#011: Getting Started with NemoClaw (Nemotron + OpenClaw) -- Part I
I gave in and I'm trying to build an agentic AI workforce of digital employees using DGX Spark + Nemotron + OpenClaw.
Keeping up with AI has felt like a fool’s errand, so I’ve stopped following or tuning into the amassing number of AI news reporters out there. You know what I mean; they get paid to post nothing but, “Forget Opus…GPT 5.4 is INSANE.” or, “I just canceled my OpenAI subscription,” with a shocked face on their YouTube titles.
It all feels like hype. But once in a while, I find a technology to be potentially useful. At first, I rejected OpenClaw as something like DeepSeek was last year—too hard for anyone to understand, but seemed monumental. Right now, OpenClaw is all the rage. Everyone is talking about it. So I figured I’d give it a shot after I watched a podcast earlier this week from Peter H. Diamandis. He had a guest on that was showing his agentic army of employees, and I thought, ‘this could be cool’.
Then I was excited to hear that I can run it locally on my DGX Spark. So now I’m determined to create an organization of digital employees (and start to give less personal data to OpenAI and Anthropic). I simply don’t want to continue feeding them my prompt logs for life so local AI seems like the right solution. It’s just super creepy that OpenAI is dabbling in ads, and likely already has some weird profile on my preferences to sell to companies around the world.
So creating a localized, private agent workforce using OpenClaw, that I can run on my DGX and that is powered by the Nvidia Nemotron model was the objective. That’s why it’s called NemoClaw (Nemotron + OpenClaw). But the process was not easy as opening terminal tabs still feels like learning a foreign language to me. And as much as I say I don’t want to use OpenAI for life, without GPT-5.4 I would not have been able to install OpenClaw on my DGX.
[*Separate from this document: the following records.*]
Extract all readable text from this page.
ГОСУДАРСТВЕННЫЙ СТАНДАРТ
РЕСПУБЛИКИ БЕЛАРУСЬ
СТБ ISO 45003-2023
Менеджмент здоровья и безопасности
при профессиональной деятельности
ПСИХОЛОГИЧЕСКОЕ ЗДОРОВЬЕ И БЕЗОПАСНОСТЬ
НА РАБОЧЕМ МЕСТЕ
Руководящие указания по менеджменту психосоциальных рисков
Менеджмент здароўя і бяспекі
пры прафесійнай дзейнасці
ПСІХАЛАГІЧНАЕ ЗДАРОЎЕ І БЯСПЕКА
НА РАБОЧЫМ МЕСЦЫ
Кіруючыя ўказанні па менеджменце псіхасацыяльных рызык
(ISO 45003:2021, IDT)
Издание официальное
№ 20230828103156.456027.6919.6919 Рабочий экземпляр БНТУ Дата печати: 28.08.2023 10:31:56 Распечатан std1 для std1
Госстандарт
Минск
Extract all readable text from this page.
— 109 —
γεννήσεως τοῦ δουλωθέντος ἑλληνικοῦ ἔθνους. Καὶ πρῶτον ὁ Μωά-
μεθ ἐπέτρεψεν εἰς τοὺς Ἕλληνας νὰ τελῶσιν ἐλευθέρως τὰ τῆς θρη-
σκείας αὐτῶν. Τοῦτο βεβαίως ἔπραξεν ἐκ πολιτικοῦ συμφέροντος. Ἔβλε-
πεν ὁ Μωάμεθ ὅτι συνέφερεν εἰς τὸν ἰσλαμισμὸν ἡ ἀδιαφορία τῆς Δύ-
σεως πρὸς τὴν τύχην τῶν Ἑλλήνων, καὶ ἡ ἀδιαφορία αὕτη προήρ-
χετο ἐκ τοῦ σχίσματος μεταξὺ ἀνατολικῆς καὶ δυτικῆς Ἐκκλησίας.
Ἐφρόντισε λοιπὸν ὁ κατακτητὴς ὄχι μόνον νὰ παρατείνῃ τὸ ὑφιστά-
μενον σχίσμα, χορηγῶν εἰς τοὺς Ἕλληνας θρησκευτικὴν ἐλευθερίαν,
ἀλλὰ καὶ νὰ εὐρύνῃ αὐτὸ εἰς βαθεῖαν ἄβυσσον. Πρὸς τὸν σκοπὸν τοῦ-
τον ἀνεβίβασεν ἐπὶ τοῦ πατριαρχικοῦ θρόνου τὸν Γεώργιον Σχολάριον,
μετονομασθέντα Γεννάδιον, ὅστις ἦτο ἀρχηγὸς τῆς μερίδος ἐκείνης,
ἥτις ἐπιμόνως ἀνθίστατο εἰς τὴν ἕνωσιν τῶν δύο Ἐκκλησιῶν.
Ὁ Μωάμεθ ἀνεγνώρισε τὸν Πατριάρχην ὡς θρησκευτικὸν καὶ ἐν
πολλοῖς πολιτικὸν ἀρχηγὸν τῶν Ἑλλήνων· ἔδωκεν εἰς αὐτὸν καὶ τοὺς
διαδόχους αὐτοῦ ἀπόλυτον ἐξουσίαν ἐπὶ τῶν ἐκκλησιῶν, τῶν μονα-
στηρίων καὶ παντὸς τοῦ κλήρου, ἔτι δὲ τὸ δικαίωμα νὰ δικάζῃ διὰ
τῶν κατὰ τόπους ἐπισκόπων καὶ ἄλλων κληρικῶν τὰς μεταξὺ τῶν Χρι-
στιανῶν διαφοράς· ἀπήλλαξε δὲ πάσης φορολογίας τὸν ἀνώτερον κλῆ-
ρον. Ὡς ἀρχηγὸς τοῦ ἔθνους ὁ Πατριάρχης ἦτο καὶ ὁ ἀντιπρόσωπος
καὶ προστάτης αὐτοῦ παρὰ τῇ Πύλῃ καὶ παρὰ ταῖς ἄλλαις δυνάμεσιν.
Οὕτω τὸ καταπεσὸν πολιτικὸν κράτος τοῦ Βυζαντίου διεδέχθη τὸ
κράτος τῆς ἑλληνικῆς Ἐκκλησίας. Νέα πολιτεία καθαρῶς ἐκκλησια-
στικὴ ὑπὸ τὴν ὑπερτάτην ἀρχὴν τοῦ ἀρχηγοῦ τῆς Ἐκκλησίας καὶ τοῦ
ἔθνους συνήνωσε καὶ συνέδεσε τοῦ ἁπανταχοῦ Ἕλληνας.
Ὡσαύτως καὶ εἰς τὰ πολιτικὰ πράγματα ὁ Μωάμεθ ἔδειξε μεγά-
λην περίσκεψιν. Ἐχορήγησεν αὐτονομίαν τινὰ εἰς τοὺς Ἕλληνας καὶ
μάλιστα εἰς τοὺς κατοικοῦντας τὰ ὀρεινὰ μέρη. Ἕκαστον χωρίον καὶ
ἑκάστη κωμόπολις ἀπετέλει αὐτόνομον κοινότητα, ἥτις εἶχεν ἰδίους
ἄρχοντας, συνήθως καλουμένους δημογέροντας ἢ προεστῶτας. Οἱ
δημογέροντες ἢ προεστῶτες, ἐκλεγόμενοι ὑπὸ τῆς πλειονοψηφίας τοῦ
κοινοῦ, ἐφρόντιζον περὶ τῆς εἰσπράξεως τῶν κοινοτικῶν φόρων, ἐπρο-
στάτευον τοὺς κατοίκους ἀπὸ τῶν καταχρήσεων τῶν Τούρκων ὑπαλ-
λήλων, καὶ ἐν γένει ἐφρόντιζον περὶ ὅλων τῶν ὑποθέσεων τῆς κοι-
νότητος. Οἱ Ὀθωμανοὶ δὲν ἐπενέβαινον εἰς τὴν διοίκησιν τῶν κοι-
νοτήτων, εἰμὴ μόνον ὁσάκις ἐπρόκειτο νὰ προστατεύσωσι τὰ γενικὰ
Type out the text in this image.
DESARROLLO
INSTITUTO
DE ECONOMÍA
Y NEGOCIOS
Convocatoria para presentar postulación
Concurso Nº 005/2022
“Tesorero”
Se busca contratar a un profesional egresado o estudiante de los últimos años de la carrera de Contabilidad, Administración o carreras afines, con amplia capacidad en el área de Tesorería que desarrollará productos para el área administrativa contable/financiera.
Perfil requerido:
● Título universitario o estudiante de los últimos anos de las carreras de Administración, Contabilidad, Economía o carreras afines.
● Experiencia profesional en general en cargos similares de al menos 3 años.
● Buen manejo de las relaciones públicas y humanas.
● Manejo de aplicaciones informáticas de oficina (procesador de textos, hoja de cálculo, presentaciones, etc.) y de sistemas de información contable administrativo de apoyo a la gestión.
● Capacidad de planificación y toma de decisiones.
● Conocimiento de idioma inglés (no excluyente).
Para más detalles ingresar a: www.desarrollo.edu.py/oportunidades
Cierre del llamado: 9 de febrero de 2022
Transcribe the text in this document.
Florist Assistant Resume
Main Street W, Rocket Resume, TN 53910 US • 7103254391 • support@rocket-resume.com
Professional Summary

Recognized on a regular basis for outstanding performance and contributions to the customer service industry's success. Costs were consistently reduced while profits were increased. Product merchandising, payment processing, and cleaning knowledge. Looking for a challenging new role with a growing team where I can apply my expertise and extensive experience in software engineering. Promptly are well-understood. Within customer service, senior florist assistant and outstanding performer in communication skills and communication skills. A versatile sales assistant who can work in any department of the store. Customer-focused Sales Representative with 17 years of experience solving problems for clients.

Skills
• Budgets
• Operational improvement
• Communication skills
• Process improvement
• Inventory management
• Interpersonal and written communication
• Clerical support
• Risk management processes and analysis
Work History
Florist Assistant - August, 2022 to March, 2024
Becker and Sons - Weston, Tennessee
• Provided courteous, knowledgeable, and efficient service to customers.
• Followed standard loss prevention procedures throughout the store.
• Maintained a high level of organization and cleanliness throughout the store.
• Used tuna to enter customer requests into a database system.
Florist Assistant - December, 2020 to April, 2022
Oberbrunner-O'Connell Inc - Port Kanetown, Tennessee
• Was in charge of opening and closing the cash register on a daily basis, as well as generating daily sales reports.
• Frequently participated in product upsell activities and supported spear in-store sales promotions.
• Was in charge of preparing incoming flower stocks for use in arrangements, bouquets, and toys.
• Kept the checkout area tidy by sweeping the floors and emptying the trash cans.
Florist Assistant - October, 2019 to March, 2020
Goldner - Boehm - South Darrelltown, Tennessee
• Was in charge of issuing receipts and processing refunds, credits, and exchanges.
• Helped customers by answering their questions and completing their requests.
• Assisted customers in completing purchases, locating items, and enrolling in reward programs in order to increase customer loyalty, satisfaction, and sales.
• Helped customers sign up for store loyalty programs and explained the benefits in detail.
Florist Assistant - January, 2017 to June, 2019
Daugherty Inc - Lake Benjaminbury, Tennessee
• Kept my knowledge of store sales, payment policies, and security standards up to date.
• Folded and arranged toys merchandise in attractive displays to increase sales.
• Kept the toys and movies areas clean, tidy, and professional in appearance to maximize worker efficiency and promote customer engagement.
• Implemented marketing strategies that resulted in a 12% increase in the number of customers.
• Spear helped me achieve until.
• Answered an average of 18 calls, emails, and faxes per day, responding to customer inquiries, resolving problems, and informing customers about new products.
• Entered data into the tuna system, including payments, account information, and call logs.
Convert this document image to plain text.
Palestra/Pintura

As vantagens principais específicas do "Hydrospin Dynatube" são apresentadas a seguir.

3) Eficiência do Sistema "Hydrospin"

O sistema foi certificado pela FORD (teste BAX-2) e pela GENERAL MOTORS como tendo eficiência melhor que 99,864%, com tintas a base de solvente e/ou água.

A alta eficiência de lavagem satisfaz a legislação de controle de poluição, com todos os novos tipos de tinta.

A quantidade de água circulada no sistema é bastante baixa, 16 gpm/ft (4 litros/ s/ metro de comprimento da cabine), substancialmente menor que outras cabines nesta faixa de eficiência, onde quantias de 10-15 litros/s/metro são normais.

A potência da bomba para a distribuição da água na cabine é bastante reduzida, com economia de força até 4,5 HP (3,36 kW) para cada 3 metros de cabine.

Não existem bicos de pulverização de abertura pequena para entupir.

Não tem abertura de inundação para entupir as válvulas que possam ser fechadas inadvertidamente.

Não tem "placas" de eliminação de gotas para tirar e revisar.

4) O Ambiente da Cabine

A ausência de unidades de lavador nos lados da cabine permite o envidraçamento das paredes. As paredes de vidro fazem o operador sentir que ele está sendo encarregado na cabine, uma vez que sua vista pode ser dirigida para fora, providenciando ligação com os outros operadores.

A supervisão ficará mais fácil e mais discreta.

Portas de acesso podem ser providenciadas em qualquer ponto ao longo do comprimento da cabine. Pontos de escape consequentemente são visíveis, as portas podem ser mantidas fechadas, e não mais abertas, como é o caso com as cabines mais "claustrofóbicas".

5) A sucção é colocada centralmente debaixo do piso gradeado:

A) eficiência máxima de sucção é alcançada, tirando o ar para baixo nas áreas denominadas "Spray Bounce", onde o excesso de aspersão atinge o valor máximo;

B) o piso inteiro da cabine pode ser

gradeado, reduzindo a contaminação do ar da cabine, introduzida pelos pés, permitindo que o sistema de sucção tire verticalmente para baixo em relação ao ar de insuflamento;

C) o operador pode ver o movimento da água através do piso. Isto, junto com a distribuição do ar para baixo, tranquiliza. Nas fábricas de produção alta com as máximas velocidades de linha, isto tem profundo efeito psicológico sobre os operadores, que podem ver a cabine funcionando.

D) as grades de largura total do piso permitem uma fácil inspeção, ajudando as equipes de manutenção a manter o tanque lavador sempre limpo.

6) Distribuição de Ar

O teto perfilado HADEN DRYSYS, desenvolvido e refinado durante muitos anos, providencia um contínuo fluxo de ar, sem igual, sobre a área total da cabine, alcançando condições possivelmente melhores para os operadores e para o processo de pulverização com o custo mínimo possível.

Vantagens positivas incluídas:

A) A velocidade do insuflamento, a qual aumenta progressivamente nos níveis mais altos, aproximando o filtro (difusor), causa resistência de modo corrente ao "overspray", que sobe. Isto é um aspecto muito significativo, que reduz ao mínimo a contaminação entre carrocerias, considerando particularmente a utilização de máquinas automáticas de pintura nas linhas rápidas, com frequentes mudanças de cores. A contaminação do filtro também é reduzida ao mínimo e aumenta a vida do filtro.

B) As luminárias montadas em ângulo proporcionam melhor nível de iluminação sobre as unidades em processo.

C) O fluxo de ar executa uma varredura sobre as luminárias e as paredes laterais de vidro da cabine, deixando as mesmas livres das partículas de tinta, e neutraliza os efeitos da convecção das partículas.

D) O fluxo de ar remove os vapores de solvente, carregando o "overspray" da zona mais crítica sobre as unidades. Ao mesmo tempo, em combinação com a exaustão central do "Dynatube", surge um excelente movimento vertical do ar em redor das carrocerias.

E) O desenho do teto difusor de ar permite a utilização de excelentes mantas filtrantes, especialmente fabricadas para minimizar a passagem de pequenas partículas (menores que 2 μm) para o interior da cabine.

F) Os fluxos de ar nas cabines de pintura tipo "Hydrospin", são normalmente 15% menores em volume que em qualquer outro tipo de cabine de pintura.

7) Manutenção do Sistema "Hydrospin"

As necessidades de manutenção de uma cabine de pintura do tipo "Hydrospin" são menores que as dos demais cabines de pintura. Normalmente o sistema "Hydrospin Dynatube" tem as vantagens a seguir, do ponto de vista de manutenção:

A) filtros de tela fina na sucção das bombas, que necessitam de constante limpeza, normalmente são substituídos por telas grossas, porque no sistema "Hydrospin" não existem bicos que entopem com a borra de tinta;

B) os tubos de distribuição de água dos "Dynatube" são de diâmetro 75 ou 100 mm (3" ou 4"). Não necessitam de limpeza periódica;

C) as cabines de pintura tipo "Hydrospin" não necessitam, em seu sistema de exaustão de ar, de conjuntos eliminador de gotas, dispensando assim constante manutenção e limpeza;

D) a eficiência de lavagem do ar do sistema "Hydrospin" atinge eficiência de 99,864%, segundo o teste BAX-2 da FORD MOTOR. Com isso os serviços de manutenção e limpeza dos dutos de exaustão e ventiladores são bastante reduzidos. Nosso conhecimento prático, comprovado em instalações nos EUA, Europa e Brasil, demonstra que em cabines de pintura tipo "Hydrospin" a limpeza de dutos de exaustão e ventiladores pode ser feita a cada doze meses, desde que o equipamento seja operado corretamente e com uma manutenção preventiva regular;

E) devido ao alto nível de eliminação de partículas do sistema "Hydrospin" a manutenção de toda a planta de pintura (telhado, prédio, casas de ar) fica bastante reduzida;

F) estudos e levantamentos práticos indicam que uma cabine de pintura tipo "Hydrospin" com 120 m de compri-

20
I’m happy to report that I have NemoClaw up and running on my DGX. After about 4 hours of set up, it’s now operating as my agentic infrastructure. I signed up for the Brave browser API so that I can ensure it’s able to find information on the web. And my next step is connecting it to either Telegram, Slack or other tools so that I can communicate with it outside of the terminal on my main workstation.
So to recap, the vision is to build an organization of digital agentic employees that I can task with objectives that add value to my life and to the projects I’m working on. One starting use case for me is going to be with growing my side startup project that I don’t have enough time for. Also I want to figure out content creation and perhaps building a social media manager to save me time.
Everyone is talking about how agents are going to become a force multiplier; I’m here to put that theory to the test for people like me that aren’t software engineers, and don’t have enough hours in the day.
Now that the infrastructure is in place, the process of building agents and running them locally will be Part II of this essay series. Let’s see how it goes.